What I did
- I ran the embedding model with Transformers.js in the plugin environment.
- I ran both the BGE-small-en-v1.5 and all-MiniLM-L6-v2 to compare the speeds and I have some good findings.
- I ran a Python script to fetch some documents (around 1500) from the MediaWiki API (MediaWiki API help - Wikipedia) for testing.
- I ran the embedding model on different data sets (150 notes, 500 notes, 1000 notes, 1500 notes, 3000 notes)
BGE-small-en-v1.5
| Count | Avg per Note (ms) | Total Time (s) |
|---|---|---|
| 125 | 486 | 60.4 |
| 250 | 566 | 141.1 |
| 500 | 516 | 257.6 |
| 1000 | 717 | 716.7 |
| 1500 | 760 | 1139.5 |
all-MiniLM-L6-v2
| Count | Avg per Note (ms) | Total Time (s) |
|---|---|---|
| 150 | 377 | 56.2 |
| 500 | 396 | 197.8 |
| 1000 | 318 | 318.1 |
| 1500 | 392 | 587.6 |
| 3000 | 382 | 1147.1 |
I have added all the images of the results in the GitHub repo readme: testing-embedding-model
My findings: If we proceed with BGE-small then for a first-time user, waiting 10–15 minutes for embeddings to complete creates significant friction, whereas MiniLM reduces this to a few minutes (half for the same number of notes), making the experience far more responsive and practical. Both models share the same max token limit (512) and output dimension (384), so the quality loss is minimal (this will not affect much as we only need to give a name to the notes) while the speed gain is very large.
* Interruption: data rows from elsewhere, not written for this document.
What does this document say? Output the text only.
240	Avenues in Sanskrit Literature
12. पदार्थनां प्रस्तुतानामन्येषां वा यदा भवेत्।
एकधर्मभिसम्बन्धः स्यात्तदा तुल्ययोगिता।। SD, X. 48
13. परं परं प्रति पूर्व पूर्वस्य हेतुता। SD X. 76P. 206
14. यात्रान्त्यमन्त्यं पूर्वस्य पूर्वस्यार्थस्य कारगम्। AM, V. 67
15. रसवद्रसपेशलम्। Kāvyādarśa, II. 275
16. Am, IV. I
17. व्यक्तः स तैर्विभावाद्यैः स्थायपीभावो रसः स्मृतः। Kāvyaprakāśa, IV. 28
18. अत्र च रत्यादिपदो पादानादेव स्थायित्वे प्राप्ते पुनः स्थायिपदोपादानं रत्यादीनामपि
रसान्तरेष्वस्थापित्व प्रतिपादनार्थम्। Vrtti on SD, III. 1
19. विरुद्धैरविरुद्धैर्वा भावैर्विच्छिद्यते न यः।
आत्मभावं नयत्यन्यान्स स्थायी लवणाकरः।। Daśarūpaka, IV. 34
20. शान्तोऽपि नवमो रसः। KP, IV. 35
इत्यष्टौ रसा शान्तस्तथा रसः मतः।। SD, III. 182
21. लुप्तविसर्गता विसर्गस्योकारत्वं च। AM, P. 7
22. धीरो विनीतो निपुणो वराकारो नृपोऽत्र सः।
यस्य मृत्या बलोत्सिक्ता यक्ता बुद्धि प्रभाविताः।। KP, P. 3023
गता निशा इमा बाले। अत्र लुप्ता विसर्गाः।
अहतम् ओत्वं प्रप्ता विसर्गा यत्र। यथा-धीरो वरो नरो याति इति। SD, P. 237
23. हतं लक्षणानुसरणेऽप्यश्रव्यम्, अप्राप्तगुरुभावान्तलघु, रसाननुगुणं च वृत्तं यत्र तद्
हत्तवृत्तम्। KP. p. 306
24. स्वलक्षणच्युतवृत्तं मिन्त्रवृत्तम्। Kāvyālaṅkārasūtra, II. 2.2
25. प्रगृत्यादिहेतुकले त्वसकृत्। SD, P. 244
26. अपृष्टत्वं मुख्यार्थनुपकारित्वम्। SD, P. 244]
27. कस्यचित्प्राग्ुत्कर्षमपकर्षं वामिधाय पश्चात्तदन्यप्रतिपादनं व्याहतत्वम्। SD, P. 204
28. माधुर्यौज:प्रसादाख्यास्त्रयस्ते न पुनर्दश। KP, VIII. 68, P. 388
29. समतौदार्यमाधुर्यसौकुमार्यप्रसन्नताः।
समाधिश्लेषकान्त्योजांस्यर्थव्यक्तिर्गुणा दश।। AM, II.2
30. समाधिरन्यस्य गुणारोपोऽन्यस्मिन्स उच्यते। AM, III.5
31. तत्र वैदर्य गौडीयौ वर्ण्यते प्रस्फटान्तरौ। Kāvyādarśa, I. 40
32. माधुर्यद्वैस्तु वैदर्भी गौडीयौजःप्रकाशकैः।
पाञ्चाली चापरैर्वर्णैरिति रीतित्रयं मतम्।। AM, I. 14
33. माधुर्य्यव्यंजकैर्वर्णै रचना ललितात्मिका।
Note: Time calculated is without chunking, that means the notes were not totally embedded. With chunking enabled, total processing time will increase further.
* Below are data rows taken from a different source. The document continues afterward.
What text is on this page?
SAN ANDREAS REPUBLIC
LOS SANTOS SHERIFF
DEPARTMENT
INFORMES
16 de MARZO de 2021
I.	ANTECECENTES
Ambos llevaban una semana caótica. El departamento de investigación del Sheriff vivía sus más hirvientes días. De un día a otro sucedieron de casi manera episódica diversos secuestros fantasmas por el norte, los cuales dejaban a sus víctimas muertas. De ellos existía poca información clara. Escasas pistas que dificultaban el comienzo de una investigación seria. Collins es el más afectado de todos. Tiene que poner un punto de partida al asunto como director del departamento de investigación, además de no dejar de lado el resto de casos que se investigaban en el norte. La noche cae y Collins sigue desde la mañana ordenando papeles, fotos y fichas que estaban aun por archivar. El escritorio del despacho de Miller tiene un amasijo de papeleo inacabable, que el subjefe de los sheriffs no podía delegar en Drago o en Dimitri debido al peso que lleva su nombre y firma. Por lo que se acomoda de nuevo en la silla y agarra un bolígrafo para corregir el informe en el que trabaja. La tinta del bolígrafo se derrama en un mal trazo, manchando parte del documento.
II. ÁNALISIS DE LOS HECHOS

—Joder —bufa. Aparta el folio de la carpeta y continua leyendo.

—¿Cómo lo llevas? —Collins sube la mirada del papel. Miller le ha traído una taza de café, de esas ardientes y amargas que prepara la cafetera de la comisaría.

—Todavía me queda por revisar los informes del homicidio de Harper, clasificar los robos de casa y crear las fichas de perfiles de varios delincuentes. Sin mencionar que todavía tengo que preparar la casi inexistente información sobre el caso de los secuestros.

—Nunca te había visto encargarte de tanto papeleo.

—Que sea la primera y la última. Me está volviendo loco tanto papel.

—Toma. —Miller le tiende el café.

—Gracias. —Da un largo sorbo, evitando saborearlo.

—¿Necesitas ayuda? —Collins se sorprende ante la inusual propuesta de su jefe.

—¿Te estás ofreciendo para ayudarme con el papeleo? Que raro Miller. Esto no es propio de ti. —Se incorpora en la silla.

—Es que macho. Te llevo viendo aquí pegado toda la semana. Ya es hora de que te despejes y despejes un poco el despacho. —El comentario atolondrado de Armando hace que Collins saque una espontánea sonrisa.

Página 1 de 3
Regarding async behavior: The embedding runs fully async inside a Web Worker, so it does not block Joplin's main UI thread. The user can continue editing notes while embeddings process in the background.
Screen recording:
I am not able to upload large video file(max 10mb). I have uploaded the full video in github readme.
Few more things which I tried:
- Batching: I tried embedding notes in batches of 4. It was significantly slower, likely due to increased memory pressure in the WASM runtime.
- GPU acceleration: I attempted to use WebGPU but It failed (I think it is not supported in Joplin's plugin sandbox environment, will give it a try again).
I don't want it to take this much time at the start so figuring out how I can make it work more efficiently.